Sebuah sendal jepit terlempar begitu saja mengenai kepala seorang remaja berseragam SMA. Remaja itu menoleh ke arah si pelempar sendal dengan wajah kesal sesekali mengusap-usap kepalanya.
Si pelempar yang tak lain adalah Jihan, bersedekap dada sekaligus menatap angkuh kearah remaja bernama Mardika.
"Maksud lo apa, Hah!?" Hardik Mardika menatap tajam kearah Jihan. Meskipun Mardika seorang laki-laki, tak memupuk rasa takut dibenak Jihan. Lelaki berengsek seperti Mardika layak diperlakukan seperti itu. Bahkan dilempari sendal terlalu ringan untuknya.
Sekilas, netra Jihan bertubrukan dengan wajah gelisah Sadewa.
Sebelum kedatangan Jihan, Mardika dan para anak buahnya menghadang jalan Sadewa dan mengganggu lelaki itu. Hal ini sudah menjadi rutinitas sehari-hari mereka, bahkan mereka sampai hapal jam keberapa Sadewa keluar dari rumahnya. Jihan tentu marah melihat Sadewa diperlukan seperti itu. Ia tidak bisa menyalahkan Sadewa, karena keterbatasan yang Sadewa punya, membuat lelaki itu kesusahan untuk meloloskan diri dari Mardika dan anak buahnya.

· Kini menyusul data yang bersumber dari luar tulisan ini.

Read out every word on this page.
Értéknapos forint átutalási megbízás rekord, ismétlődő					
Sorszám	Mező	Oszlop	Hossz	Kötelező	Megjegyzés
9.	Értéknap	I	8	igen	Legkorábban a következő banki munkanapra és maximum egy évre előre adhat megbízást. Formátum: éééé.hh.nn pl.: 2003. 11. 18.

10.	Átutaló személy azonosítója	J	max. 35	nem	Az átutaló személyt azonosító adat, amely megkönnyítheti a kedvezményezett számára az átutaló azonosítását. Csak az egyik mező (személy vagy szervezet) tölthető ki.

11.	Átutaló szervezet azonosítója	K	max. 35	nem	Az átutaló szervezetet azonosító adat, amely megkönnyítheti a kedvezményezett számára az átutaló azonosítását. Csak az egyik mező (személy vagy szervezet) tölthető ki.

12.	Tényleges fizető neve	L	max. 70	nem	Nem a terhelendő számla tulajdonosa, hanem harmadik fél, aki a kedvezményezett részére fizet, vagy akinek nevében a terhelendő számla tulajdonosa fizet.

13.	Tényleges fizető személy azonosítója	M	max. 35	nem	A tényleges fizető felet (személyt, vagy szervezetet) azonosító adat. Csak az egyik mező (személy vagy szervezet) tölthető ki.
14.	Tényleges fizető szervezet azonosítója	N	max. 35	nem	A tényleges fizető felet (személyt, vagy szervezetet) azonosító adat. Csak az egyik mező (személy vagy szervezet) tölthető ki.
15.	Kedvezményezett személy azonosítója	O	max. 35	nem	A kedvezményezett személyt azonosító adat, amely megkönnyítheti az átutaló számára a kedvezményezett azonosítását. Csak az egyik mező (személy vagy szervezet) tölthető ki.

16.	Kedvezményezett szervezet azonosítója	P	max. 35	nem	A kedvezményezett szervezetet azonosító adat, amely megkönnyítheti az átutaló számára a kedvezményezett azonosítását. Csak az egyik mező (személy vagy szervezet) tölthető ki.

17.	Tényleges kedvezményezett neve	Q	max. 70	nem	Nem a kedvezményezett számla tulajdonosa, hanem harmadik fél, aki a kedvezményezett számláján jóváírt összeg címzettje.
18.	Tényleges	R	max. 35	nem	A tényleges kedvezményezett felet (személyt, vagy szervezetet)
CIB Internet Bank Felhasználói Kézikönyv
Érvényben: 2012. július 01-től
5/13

"Pergi Jihan. Mereka akan mencelakaimu nanti, aku baik-baik saja."
Sekiranya itulah yang disampaikan Sadewa saat Jihan tak sengaja meliriknya. Semua koran milik Sadewa telah berserakan ditanah dalam keadaan terkoyak. Bahkan keadaan lelaki itu pun terlihat miris. Sayangnya, komplek perumahan Sadewa tergolong masih sepi, berbeda dengan masa Jihan yang terlihat lebih padat dan ramai.
"Lo gak malu, gangguin Sadewa terus?" Tanya Jihan berani.
Mardika terkekeh singkat, "emang lo siapa dia, pacar?"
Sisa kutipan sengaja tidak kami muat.